In both cases we’ll be using a range of livestreaming tools to bring you experientially closer to what is happening – multi-camera livestreams, we’ll be testing out a 360 live video, and contextual curation on Deepstream. And more importantly, we’ll be asking you to join these frontline activist community in order to ^makevisible and ^bepresent with them in their struggles. We’ll be asking people to share the streams widely, to try to push up the viewer count that we will be showing on-site, and to respond to specific requests from these activists in terms of petitioning and public attention. On live.witness.org and on Mutirao television we’ll be experimenting with live curation of multiple streams, of streams with context (such as links, videos, photos, maps and curators’ notes) on Deepstream,  and we’ll be continuing to maintain our Timeline of key social media and eyewitness account of rights violations.

 

Finally, if you haven’t yet seen it check out our collaboration with the Mutirao 2016, a collective of Latin American media activists (first sparked by conversations at the Latin America Video4Change convening in 2015) which is running live radio and TV from Rio every day. You can see my colleague Jackie’s latest Dispatch from Rio here with more detail on their activities!

 

Update August 23, 2016: Over the weekend we livestreamed a surprise protest at the heart of the Olympic Boulevard, where young favela residents who were participating in the #FomeDeViver campaign around increased police violence in their communities, unfurled a banner just after Brazil clinched the soccer Olympics Gold Medal on the big screen.

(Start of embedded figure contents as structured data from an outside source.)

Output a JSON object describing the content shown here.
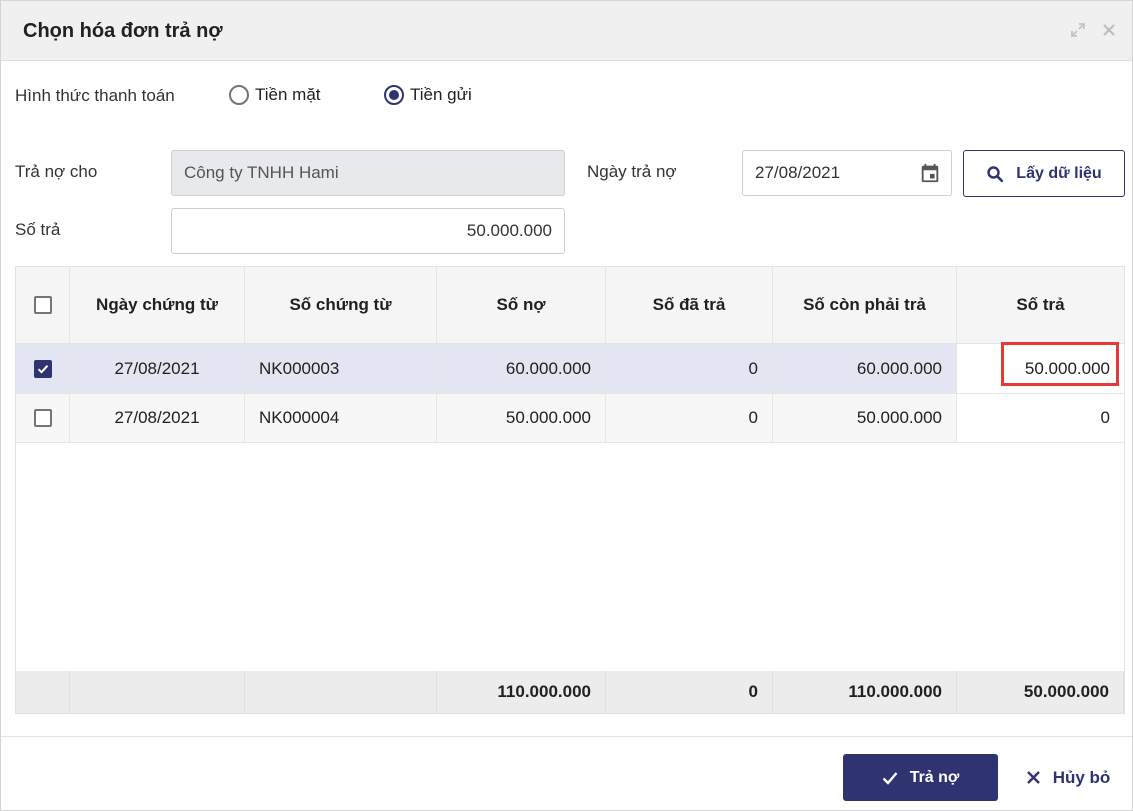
{
  "dialog": {
    "title": "Chọn hóa đơn trả nợ",
    "expand_icon": "expand-icon",
    "close_icon": "close-icon"
  },
  "payment_method": {
    "label": "Hình thức thanh toán",
    "options": [
      {
        "label": "Tiền mặt",
        "selected": false
      },
      {
        "label": "Tiền gửi",
        "selected": true
      }
    ]
  },
  "form": {
    "payee_label": "Trả nợ cho",
    "payee_value": "Công ty TNHH Hami",
    "date_label": "Ngày trả nợ",
    "date_value": "27/08/2021",
    "amount_label": "Số trả",
    "amount_value": "50.000.000",
    "load_button": "Lấy dữ liệu"
  },
  "table": {
    "columns": [
      "Ngày chứng từ",
      "Số chứng từ",
      "Số nợ",
      "Số đã trả",
      "Số còn phải trả",
      "Số trả"
    ],
    "rows": [
      {
        "checked": true,
        "date": "27/08/2021",
        "doc_no": "NK000003",
        "debt": "60.000.000",
        "paid": "0",
        "remaining": "60.000.000",
        "pay": "50.000.000"
      },
      {
        "checked": false,
        "date": "27/08/2021",
        "doc_no": "NK000004",
        "debt": "50.000.000",
        "paid": "0",
        "remaining": "50.000.000",
        "pay": "0"
      }
    ],
    "totals": {
      "debt": "110.000.000",
      "paid": "0",
      "remaining": "110.000.000",
      "pay": "50.000.000"
    }
  },
  "actions": {
    "pay_label": "Trả nợ",
    "cancel_label": "Hủy bỏ"
  },
  "colors": {
    "primary": "#2f3470",
    "highlight": "#e53935",
    "selected_row": "#e3e5f2"
  }
}
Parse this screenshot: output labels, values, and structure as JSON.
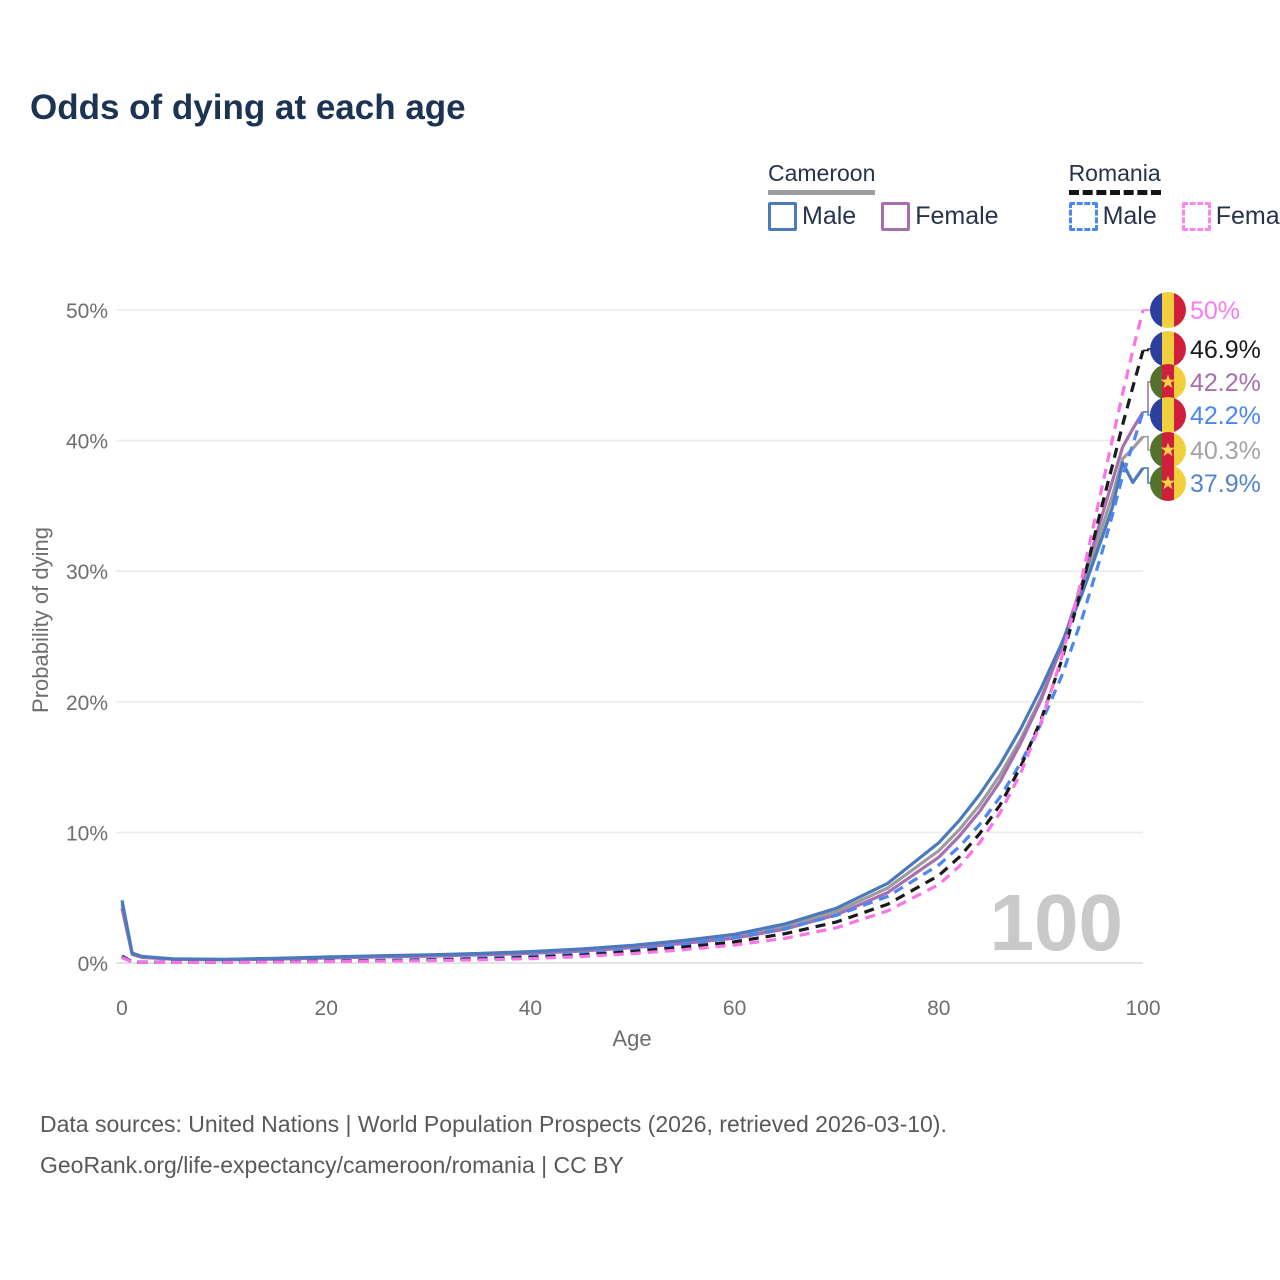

We engaged remote viewers with clarifying commentary and calls to ^MAKEVISIBLE and share further.

 

We’re also continuing to build a storytelling arc around the evicted community of Favela Skol, whose ^CONTEXT we shared in the livestreams above. Their occupation of Copacabana beach was postponed due to heavy rain but we’re planning on supporting them, and trying out a range of our Mobil-Eyes Us tools, in similar events leading up to a public hearing on August 31st.